A long awaited project to replace the pipeline, which delivers spring water from Iowa’s largest cold-water spring to the fish rearing raceways at Big Spring Trout Hatchery is finally underway.  The project is being carried out by Ray’s Excavating of Edgewood and will make normal access to the hatchery by visitors and anglers a little more difficult through the end of October. The project has been on the “wish list” for nearly 15 years due to numerous leaks and dozens of “shoe string” repairs that have been made over the years since the original pipe was installed in the early 1970’s.  That original pipeline was constructed of used culverts, which have survived long past their intended lifespan.  The project had such a long wait due to a lack of DNR Fish & Wildlife funds needed to keep up with these types of long overdue infrastructure repairs at facilities across the state.  

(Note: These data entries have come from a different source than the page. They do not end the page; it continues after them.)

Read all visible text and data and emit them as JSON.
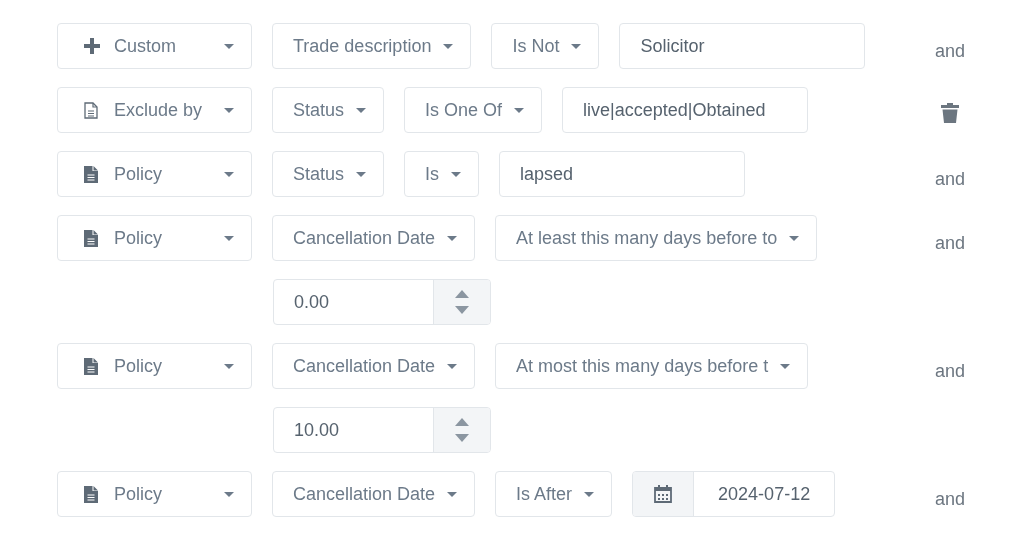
{
  "conditions": [
    {
      "source": {
        "kind": "custom",
        "label": "Custom"
      },
      "field": "Trade description",
      "operator": "Is Not",
      "value": {
        "kind": "text",
        "text": "Solicitor"
      },
      "connector": {
        "kind": "and",
        "text": "and"
      }
    },
    {
      "source": {
        "kind": "exclusion",
        "label": "Exclude by"
      },
      "field": "Status",
      "operator": "Is One Of",
      "value": {
        "kind": "text",
        "text": "live|accepted|Obtained"
      },
      "connector": {
        "kind": "delete"
      }
    },
    {
      "source": {
        "kind": "policy",
        "label": "Policy"
      },
      "field": "Status",
      "operator": "Is",
      "value": {
        "kind": "text",
        "text": "lapsed"
      },
      "connector": {
        "kind": "and",
        "text": "and"
      }
    },
    {
      "source": {
        "kind": "policy",
        "label": "Policy"
      },
      "field": "Cancellation Date",
      "operator": "At least this many days before to",
      "value": {
        "kind": "number",
        "text": "0.00"
      },
      "connector": {
        "kind": "and",
        "text": "and"
      }
    },
    {
      "source": {
        "kind": "policy",
        "label": "Policy"
      },
      "field": "Cancellation Date",
      "operator": "At most this many days before t",
      "value": {
        "kind": "number",
        "text": "10.00"
      },
      "connector": {
        "kind": "and",
        "text": "and"
      }
    },
    {
      "source": {
        "kind": "policy",
        "label": "Policy"
      },
      "field": "Cancellation Date",
      "operator": "Is After",
      "value": {
        "kind": "date",
        "text": "2024-07-12"
      },
      "connector": {
        "kind": "and",
        "text": "and"
      }
    }
  ]
}
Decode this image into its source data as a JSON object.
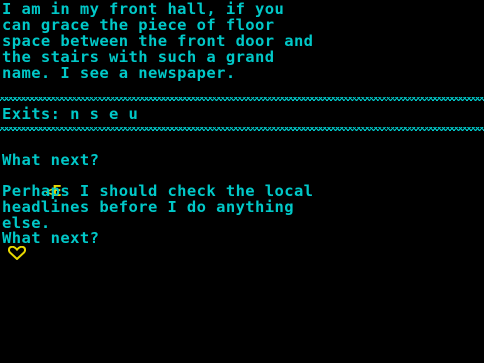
{
  "colors": {
    "background": "#000000",
    "text": "#00c8c8",
    "input": "#e8d800"
  },
  "room_description": [
    "I am in my front hall, if you",
    "can grace the piece of floor",
    "space between the front door and",
    "the stairs with such a grand",
    "name. I see a newspaper."
  ],
  "exits_line": "Exits: n s e u",
  "transcript": {
    "prompt_1": "What next?",
    "cursor_1": "<",
    "typed_command": "E",
    "response": [
      "Perhaps I should check the local",
      "headlines before I do anything",
      "else."
    ],
    "prompt_2": "What next?"
  },
  "icons": {
    "input_cursor": "heart-cursor-icon"
  }
}
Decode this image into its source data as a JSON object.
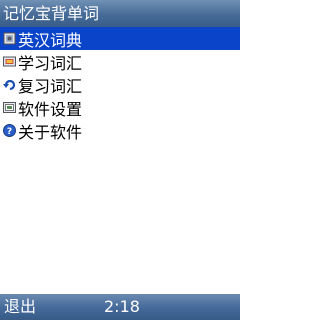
{
  "app": {
    "title": "记忆宝背单词"
  },
  "menu": {
    "items": [
      {
        "label": "英汉词典",
        "icon": "dictionary-icon",
        "selected": true
      },
      {
        "label": "学习词汇",
        "icon": "study-icon",
        "selected": false
      },
      {
        "label": "复习词汇",
        "icon": "review-icon",
        "selected": false
      },
      {
        "label": "软件设置",
        "icon": "settings-icon",
        "selected": false
      },
      {
        "label": "关于软件",
        "icon": "help-icon",
        "selected": false
      }
    ]
  },
  "softkeys": {
    "left": "退出"
  },
  "status": {
    "time": "2:18"
  },
  "colors": {
    "bar": "#466b97",
    "selection": "#0a44c8",
    "text": "#000000",
    "background": "#ffffff"
  }
}
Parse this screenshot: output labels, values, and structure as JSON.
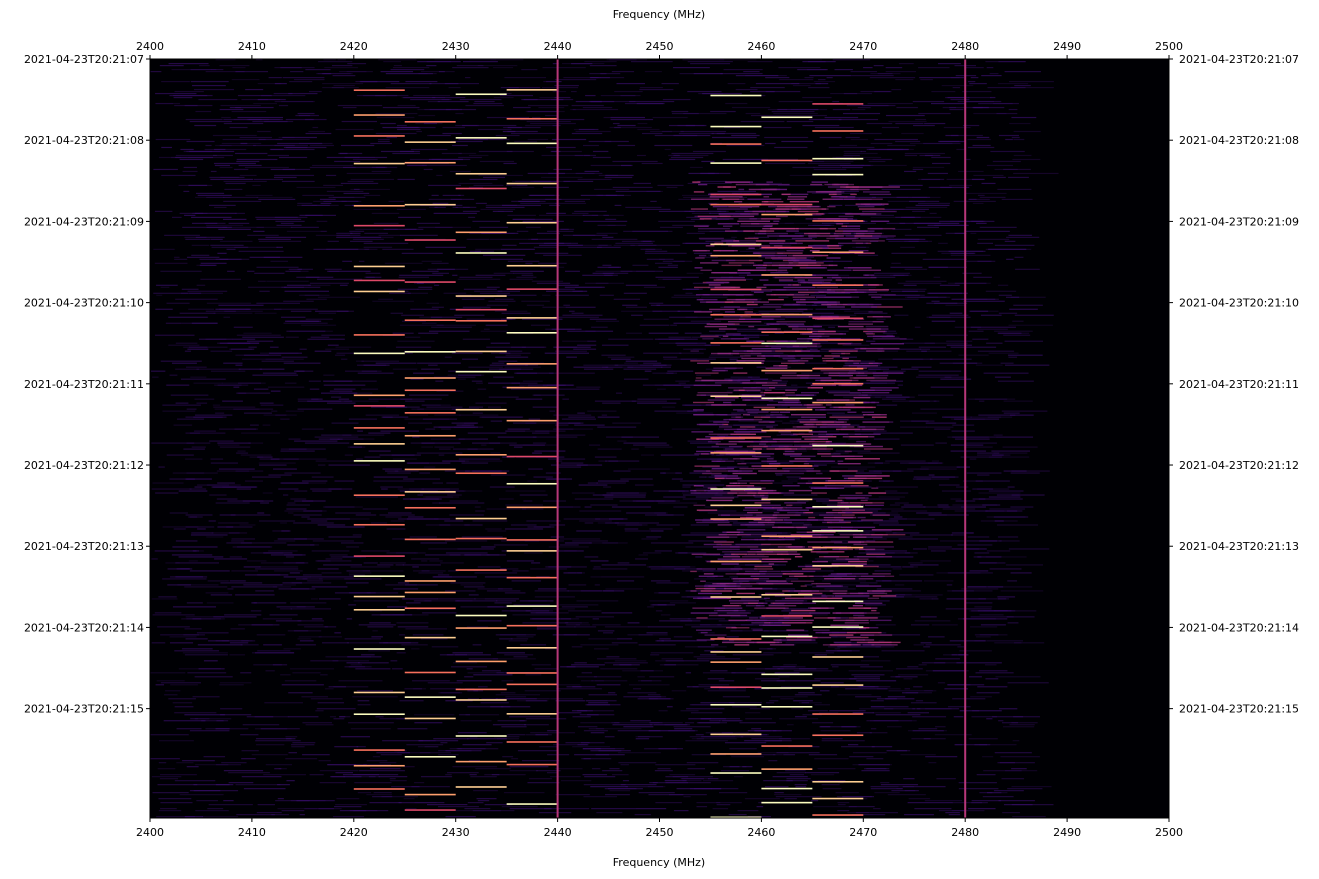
{
  "chart_data": {
    "type": "heatmap",
    "title": "",
    "xlabel": "Frequency (MHz)",
    "xlim": [
      2400,
      2500
    ],
    "x_ticks": [
      2400,
      2410,
      2420,
      2430,
      2440,
      2450,
      2460,
      2470,
      2480,
      2490,
      2500
    ],
    "ylabel": "",
    "y_ticks": [
      "2021-04-23T20:21:07",
      "2021-04-23T20:21:08",
      "2021-04-23T20:21:09",
      "2021-04-23T20:21:10",
      "2021-04-23T20:21:11",
      "2021-04-23T20:21:12",
      "2021-04-23T20:21:13",
      "2021-04-23T20:21:14",
      "2021-04-23T20:21:15"
    ],
    "y_range_seconds": [
      0,
      9.3
    ],
    "colormap": "magma",
    "colors": {
      "low": "#000004",
      "mid": "#721f81",
      "high": "#fcfdbf"
    },
    "persistent_carriers_mhz": [
      2440,
      2480
    ],
    "bursty_channels_mhz": [
      [
        2420,
        2425
      ],
      [
        2425,
        2430
      ],
      [
        2430,
        2435
      ],
      [
        2435,
        2440
      ],
      [
        2455,
        2460
      ],
      [
        2460,
        2465
      ],
      [
        2465,
        2470
      ]
    ],
    "wideband_region_mhz": [
      2453,
      2471
    ],
    "wideband_region_seconds": [
      1.5,
      7.2
    ],
    "grid": false,
    "legend": "none"
  }
}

Funding for the trout hatchery comes exclusively from the sale of hunting and fishing licenses, which is part of the reason for the lack of funds to make such repairs.  Fishing and hunting license fees have not increased for 17 years.  Over that time, license revenues have not kept pace with rising costs and upkeep needs.  As part of cost saving measures, many fish & wildlife management positions and a number of important natural resource programs have been completely eliminated.  As an example, Big Spring used to be operated with four full time employees, but is now down to two.

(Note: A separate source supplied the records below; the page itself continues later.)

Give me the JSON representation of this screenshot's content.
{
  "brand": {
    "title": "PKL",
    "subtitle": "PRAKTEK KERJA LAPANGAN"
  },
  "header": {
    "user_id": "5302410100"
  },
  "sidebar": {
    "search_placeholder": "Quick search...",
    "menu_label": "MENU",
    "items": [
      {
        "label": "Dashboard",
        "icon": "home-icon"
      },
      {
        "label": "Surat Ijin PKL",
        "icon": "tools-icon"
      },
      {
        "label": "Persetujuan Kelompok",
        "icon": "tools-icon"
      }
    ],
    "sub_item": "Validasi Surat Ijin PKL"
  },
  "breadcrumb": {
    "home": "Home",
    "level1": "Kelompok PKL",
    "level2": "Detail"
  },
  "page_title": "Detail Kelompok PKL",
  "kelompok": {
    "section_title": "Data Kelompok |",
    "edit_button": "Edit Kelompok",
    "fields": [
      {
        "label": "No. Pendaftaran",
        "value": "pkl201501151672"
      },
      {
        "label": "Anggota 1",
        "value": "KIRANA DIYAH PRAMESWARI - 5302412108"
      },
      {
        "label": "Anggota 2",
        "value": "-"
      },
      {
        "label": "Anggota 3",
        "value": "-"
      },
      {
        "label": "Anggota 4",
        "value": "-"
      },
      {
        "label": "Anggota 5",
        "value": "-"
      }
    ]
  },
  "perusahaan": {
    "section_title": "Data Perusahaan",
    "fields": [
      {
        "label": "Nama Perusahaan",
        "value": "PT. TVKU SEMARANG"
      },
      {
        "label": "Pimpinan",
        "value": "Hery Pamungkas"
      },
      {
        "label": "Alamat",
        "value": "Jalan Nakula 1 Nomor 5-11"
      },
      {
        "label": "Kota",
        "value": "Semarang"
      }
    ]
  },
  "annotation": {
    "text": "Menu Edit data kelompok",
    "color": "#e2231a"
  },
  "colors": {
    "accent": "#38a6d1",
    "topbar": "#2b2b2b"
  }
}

Big Spring had its beginning as a private trout fishing club developed in the early 1930s, which was the vision of the original founders Otto and Mary Bankes.  Mary was an energetic presence.  She remained a resident of rural Clayton County before recently passing away at the age of 101.  A photo display from the early days of the hatchery can be viewed in the upstairs of the hatchery building.  The Iowa Conservation Commission purchased the hatchery in 1961 and the current layout of the fish rearing raceways was constructed in 1971.  In addition to growing rainbow and brook trout to catchable size, hatchery personnel are also responsible for weekly stockings of trout in sixteen streams throughout northeast Iowa from April 1 to the end of October, as well as hauling trout to six urban lakes throughout Iowa.  Trout from Big Spring get transported as far away as Council Bluffs.  Big Spring also supports the very popular kids trout fishing pond, which draws anglers from across the state and across the ocean.  This past summer, a family from London, England planned a stop at the kids fishing pond as part of their trip to the US. 

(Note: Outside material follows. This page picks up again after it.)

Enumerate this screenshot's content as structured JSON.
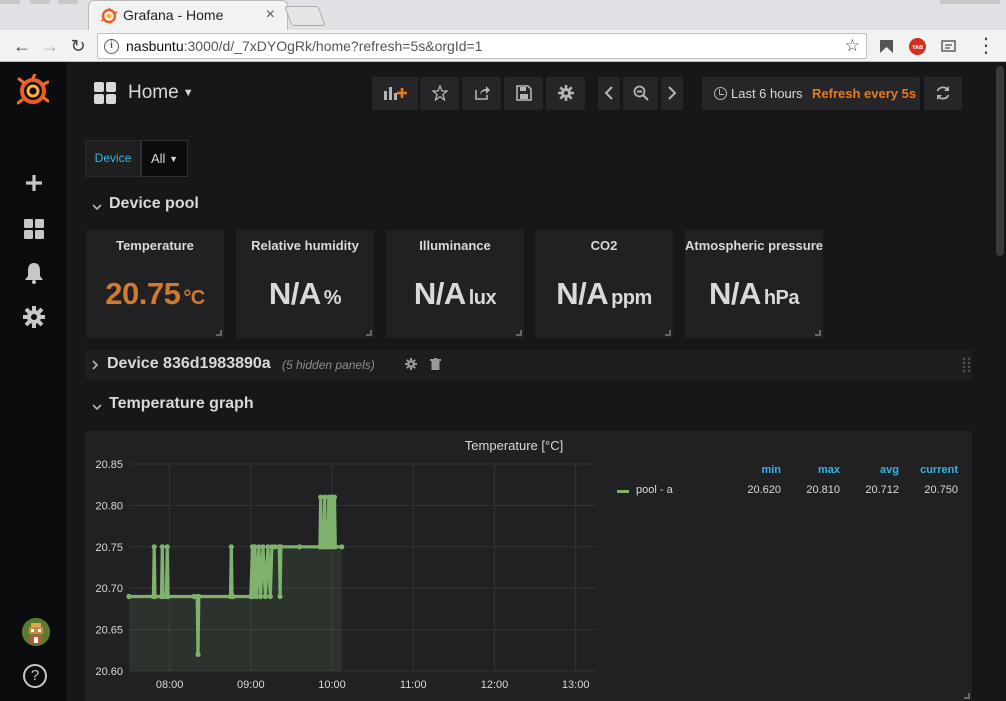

In addition to the trout rearing and stocking, employees at Big Spring maintain angler access trails on the streams and are involved in numerous aquatic education programs for local schools.  These programs have been very popular among local schools because they include time spent at the kids fishing pond, which include demonstrations on both how to clean and cook the trout.  Similar to Elkader, the hatchery was inundated with floodwaters from the Turkey River in 2008, which damaged the old hatchery building beyond repair.

The purpose of the catchable trout stocking program, which Big Spring is a vital part of, is to enhance recreational fishing opportunities on streams throughout northeast Iowa.  This not only benefits anglers fishing those streams, it also benefits local businesses.  Based on recent economic surveys, trout anglers annually spend more than $14 million on food, lodging, transportation, equipment, and other expenditures related to their trout fishing trips. With an investment in the new water supply line, Big Spring can remain an important part of this recreational economic pipeline in northeast Iowa for generations to come.